Most recent kernel where this bug did not occur: 2.6.15 Distribution: Fedora Core 4 and 5 (also appears on gentoo with 2.6.16) Hardware Environment: i686, Adaptec 2100S SCSI RAID card Software Environment: Fedora Core 4 with 2.6.16 errata kernel, or FC5 default Problem Description: The 2.6.16 kernel appears to be unstable when used with a RAID array supported by the i2o driver such as the Adaptec 2100S. Steps to reproduce: 1) Install an OS using the 2.6.15 kernel or below. 2) Upgrade to 2.6.16 and watch the kernel oops OR 1) Attempt to install an OS using the 2.6.15 kernel and watch the kernel oops I have thoroughly bugzilla'd this at below but after further investigation (and help from others) I believe it to be an upstream (i.e. here) bug so I've raised it here also. https://bugzilla.redhat.com/bugzilla/show_bug.cgi?id=189570 There is considerable debug and traceback info available at bugzilla.redhat.com.
OK, I see from the RH report that Markus is working on getting the appropriate hardware. But 2.6.15 used to work. Unfortunately we put a lot of changes into that driver between 2.6.15 and 2.6.16. I was unable to locate an oops trace in that RH report. Maybe I missed it. Do we have one?
Thanks for the feedback. You're quite right that 2.6.15 used to (and indeed still does) work, the problem definately surfaced in 2.6.16. Unfortunately I don't think I have a full kernel oops, I think the only way I can get one is by using serial port logging and I don't have another machine that has a serial port. I think I've taken a few pictures of the screen at the critical point, but I won't even be able to get those uploaded until the weekend. If there's another way to log that kind of information I'm all ears.
Digital photos work well. You can email it to me if you like and I'll attach it to the bugzilla report.
That's fine. I'm working off-site at the moment, but as soon as I get back at the weekend I'll upload the images I took last time.

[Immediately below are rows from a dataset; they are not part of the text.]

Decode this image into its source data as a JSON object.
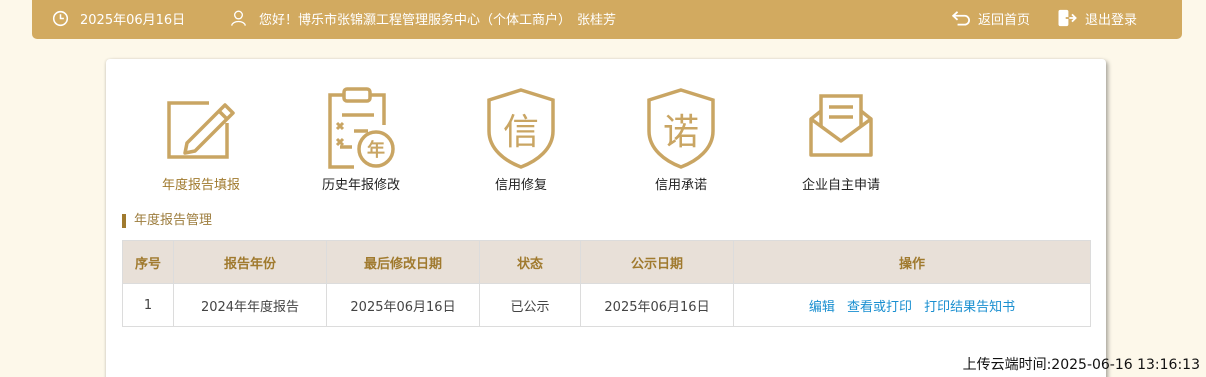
{
  "header": {
    "date": "2025年06月16日",
    "greeting": "您好！博乐市张锦灏工程管理服务中心（个体工商户）",
    "user_name": "张桂芳",
    "back_home_label": "返回首页",
    "logout_label": "退出登录",
    "icons": [
      "clock-icon",
      "user-icon",
      "return-icon",
      "logout-icon"
    ]
  },
  "nav": {
    "items": [
      {
        "label": "年度报告填报",
        "icon": "annual-report-edit-icon",
        "active": true
      },
      {
        "label": "历史年报修改",
        "icon": "history-report-icon",
        "active": false
      },
      {
        "label": "信用修复",
        "icon": "credit-repair-icon",
        "active": false
      },
      {
        "label": "信用承诺",
        "icon": "credit-promise-icon",
        "active": false
      },
      {
        "label": "企业自主申请",
        "icon": "envelope-apply-icon",
        "active": false
      }
    ]
  },
  "section": {
    "title": "年度报告管理"
  },
  "table": {
    "headers": [
      "序号",
      "报告年份",
      "最后修改日期",
      "状态",
      "公示日期",
      "操作"
    ],
    "rows": [
      {
        "index": "1",
        "report_year": "2024年年度报告",
        "last_modified": "2025年06月16日",
        "status": "已公示",
        "publish_date": "2025年06月16日",
        "actions": [
          "编辑",
          "查看或打印",
          "打印结果告知书"
        ]
      }
    ]
  },
  "footer": {
    "upload_time": "上传云端时间:2025-06-16 13:16:13"
  },
  "colors": {
    "header_bg": "#d2aa60",
    "gold_icon": "#c9a563",
    "accent_text": "#a07a2e",
    "link": "#1a8fd0",
    "table_header_bg": "#e8e0d8",
    "page_bg": "#fdf8ea"
  }
}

Kernel oops, and some very useful testing now present on: https://bugzilla.redhat.com/bugzilla/show_bug.cgi?id=189570 Hope that helps.
Created attachment 8271 [details] Bugfix for 2.6.16 Changes: - Fixes memory corrupt caused from access memory after free - Fixed locking of struct i2o_exec_wait in Executive-OSM - Removed LCT Notify in i2o_exec_probe() which caused freeing memory during first enumeration - Added missing locking in i2o_exec_lct_notify() - removed put_device() of I2O controller in i2o_iop_remove() which caused the controller structure get freed to early - Fixed size of mempool in i2o_iop_alloc() - Fixed access to memory after free in i2o_msg_get()
+ list_add(&wait->list, &i2o_exec_wait_list); I'm a newbie, so please forgive me if this is obvious. Shouldn't that be under a spin_lock_irqsave()? Say if you add something to the list and something else is deleting something from the list at the same time couldn't that trigger the BUG() in list_del().
Hello, which BUG() do you mean? Hmmm, at the moment i don't see a problem, but probably i have overseen something. Best regards, Markus Lidel
Hardware: Adaptec SCSI RAID 2015S Kenel: 2.6.16 without new patches from Markus Lidel Result: fully filesystem crash
[root@luggage ~]# uname -a Linux luggage.darkglobe.int 2.6.16.20-withi2opatchi2opatch #1 Wed Jun 7 22:56:06 BST 2006 i686 athlon i386 GNU/Linux [root@luggage ~]# Works for me! I'm stress testing it now, not expecting any problems but fingers crossed.
Created attachment 8280 [details] Using bonnie++ on a system running the newly patched kernel [dave@luggage ~]$ uname -a Linux luggage.darkglobe.int 2.6.16.20-withi2opatchi2opatch #1 Wed Jun 7 22:56:06 BST 2006 i686 athlon i386 GNU/Linux [dave@luggage ~]$ /usr/sbin/bonnie++ -s 4096 -r 1024 -n 5 -x 10 | tee bonnierun.log Creates the following log... P.S. The short answer is that everything appears to be stable. Please submit into the mainstream kernel asap, many thanks to all involved!
Another downstream bug at http://bugs.gentoo.org/show_bug.cgi?id=136088 (nothing interesting to add at this time)
The patch from this bug was included into Linus' tree (and will therefore be in 2.6.17).